La 24e édition du festival L’Boulevard s’installera du 17 au 20 septembre au stade du R.U.C., à Casablanca, réaffirmant sa vocation de grande fête gratuite des musiques urbaines et alternatives. Fidèle à sa mission de défricheur de talents, l’événement débutera par sa célèbre compétition du Tremplin, qui mettra cette année à l’honneur quinze formations sélectionnées parmi les meilleures propositions émergentes du Royaume.
Provenant de Casablanca, Kénitra, Rabat, Berkane, Oujda, Ahfir, Agadir, Salé et Settat, ces artistes traduisent la vitalité artistique des régions. La grille de compétition réunit sept groupes de rap et hip-hop avec Funk Clan, BrownY Original, Koga, Yuzy, Shinohidden, Strong & Qweta et Dgueulasse Gold, quatre formations de fusion comprenant Arinass, Oxor, Ighouliden Band et Metrotune, ainsi que quatre représentants du rock et du métal avec Anora, Darih, Lixivia et 2min Away. Pour accentuer le soutien concret aux jeunes créateurs, l’association EAC-L’Boulevard rehausse la dotation du Tremplin à 15.000 dirhams pour le premier prix et 10.000 dirhams pour le second.
Sur la grande scène, la première journée, jeudi, célébrera l’hégémonie du hip-hop avec le retour très attendu du rappeur casablancais Dizzy DROS, épaulé par les figures émergentes Figoshin et Bo9al, sans oublier la maîtrise technique aux platines de DJ Fly.
Le vendredi sera consacré aux sonorités fusion et populaires, avec la succession du groupe émergent Rita Nattah, de la formation afro-psychédélique Bab L’Bluz, de l’artiste Issam Kamal et de la formation Mazagan, de retour au programme pour la première fois depuis 2008.

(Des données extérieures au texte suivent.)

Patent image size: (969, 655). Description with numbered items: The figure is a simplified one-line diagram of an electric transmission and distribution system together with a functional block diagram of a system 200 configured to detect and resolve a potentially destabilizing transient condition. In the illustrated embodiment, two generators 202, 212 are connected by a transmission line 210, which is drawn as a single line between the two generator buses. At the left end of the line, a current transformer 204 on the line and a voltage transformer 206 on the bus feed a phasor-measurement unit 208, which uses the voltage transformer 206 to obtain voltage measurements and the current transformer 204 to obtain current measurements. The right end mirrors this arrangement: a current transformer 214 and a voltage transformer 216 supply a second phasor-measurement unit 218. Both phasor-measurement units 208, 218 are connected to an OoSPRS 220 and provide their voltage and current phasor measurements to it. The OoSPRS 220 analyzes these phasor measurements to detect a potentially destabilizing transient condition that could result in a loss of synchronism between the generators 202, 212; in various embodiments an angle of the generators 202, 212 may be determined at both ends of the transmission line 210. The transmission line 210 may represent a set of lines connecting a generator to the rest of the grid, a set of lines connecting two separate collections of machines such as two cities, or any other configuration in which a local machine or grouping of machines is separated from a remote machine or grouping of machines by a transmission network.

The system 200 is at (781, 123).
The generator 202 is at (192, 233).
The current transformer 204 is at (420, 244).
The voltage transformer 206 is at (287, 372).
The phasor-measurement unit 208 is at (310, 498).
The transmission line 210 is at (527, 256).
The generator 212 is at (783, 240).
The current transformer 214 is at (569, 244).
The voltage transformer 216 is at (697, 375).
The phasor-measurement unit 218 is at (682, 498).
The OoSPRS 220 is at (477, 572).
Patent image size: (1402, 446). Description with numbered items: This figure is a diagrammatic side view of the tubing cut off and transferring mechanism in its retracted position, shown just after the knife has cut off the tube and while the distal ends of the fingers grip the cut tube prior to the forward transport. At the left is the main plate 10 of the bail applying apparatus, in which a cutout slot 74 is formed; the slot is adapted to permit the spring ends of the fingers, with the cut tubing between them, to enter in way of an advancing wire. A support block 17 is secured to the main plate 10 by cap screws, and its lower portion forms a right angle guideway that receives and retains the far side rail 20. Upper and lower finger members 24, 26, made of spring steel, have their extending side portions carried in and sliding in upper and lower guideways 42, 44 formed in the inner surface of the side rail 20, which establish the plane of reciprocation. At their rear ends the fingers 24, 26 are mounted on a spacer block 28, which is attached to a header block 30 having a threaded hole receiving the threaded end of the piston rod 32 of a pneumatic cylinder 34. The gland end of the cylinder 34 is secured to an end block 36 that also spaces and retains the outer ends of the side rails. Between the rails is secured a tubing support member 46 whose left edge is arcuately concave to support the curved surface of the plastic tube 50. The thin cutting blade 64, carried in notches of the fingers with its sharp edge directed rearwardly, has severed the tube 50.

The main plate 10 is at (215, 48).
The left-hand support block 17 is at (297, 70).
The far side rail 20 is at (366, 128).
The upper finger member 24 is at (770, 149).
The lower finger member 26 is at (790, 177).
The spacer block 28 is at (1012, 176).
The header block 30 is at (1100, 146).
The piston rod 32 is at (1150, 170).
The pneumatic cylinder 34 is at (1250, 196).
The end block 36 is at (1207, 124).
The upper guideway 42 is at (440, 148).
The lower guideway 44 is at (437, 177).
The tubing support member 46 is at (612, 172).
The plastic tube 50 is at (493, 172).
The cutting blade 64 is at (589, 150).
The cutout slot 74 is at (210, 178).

Le samedi constituera le sommet électrique du festival avec la journée rock et métal, illuminée par la légende brésilienne Sepultura. Intégré à sa tournée d’adieu mondiale «Celebrating Life Through Death», ce concert marque un retour historique seize ans après son premier passage mémorable à Casablanca, en 2010. La scène verra également se produire la formation française de black metal Sotherion, les Casablancais de Suicide Machine, vainqueurs du Tremplin en 2015, ainsi que le projet franco-marocain de hip-hop/punk/ska Mycose Of You, réunissant Samados.
La journée de clôture, dimanche, célébrera la création contemporaine et les musiques du monde en faisant d’abord monter sur scène les six groupes lauréats du Tremplin. La soirée se poursuivra avec la résidence dub Zentone, union artistique entre High Tone et Zenzile, le rock orientalisant du groupe franco-syrien Sarāb, ainsi que le quintet congolais Kin’Gongolo Kiniata, réputé pour fabriquer ses propres instruments à partir de matériaux de récupération. Les prestations électroniques d’Omar Oka et d’Aziz Konkrite, venu présenter son projet audiovisuel «Casa Lover», viendront clore cette ultime étape.
À travers cette programmation, les cofondateurs Hicham Bahou et Mohammed Merhari, dit Momo, mettent en lumière les réalités d’un secteur en pleine mutation. Hicham Bahou analyse l’expansion du rap comme le reflet d’une expression populaire directe, favorisée par une grande mobilité et une logistique légère par rapport aux lourdes contraintes financières des ensembles instrumentaux de six à huit musiciens. «On manque crucialement de petites salles et de scènes régionales pour permettre aux artistes de se produire régulièrement et d’apprendre la rigueur du spectacle vivant, loin du recours de facilité au playback», a-t-il déclaré à Le360.
De son côté, Mohammed Merhari rappelle la philosophie pragmatique qui préserve l’agilité du festival, fonctionnant sans planification rigide à long terme mais en s’appuyant sur un réseau de confiance international, qui permet d’offrir gratuitement des affiches prestigieuses au public marocain.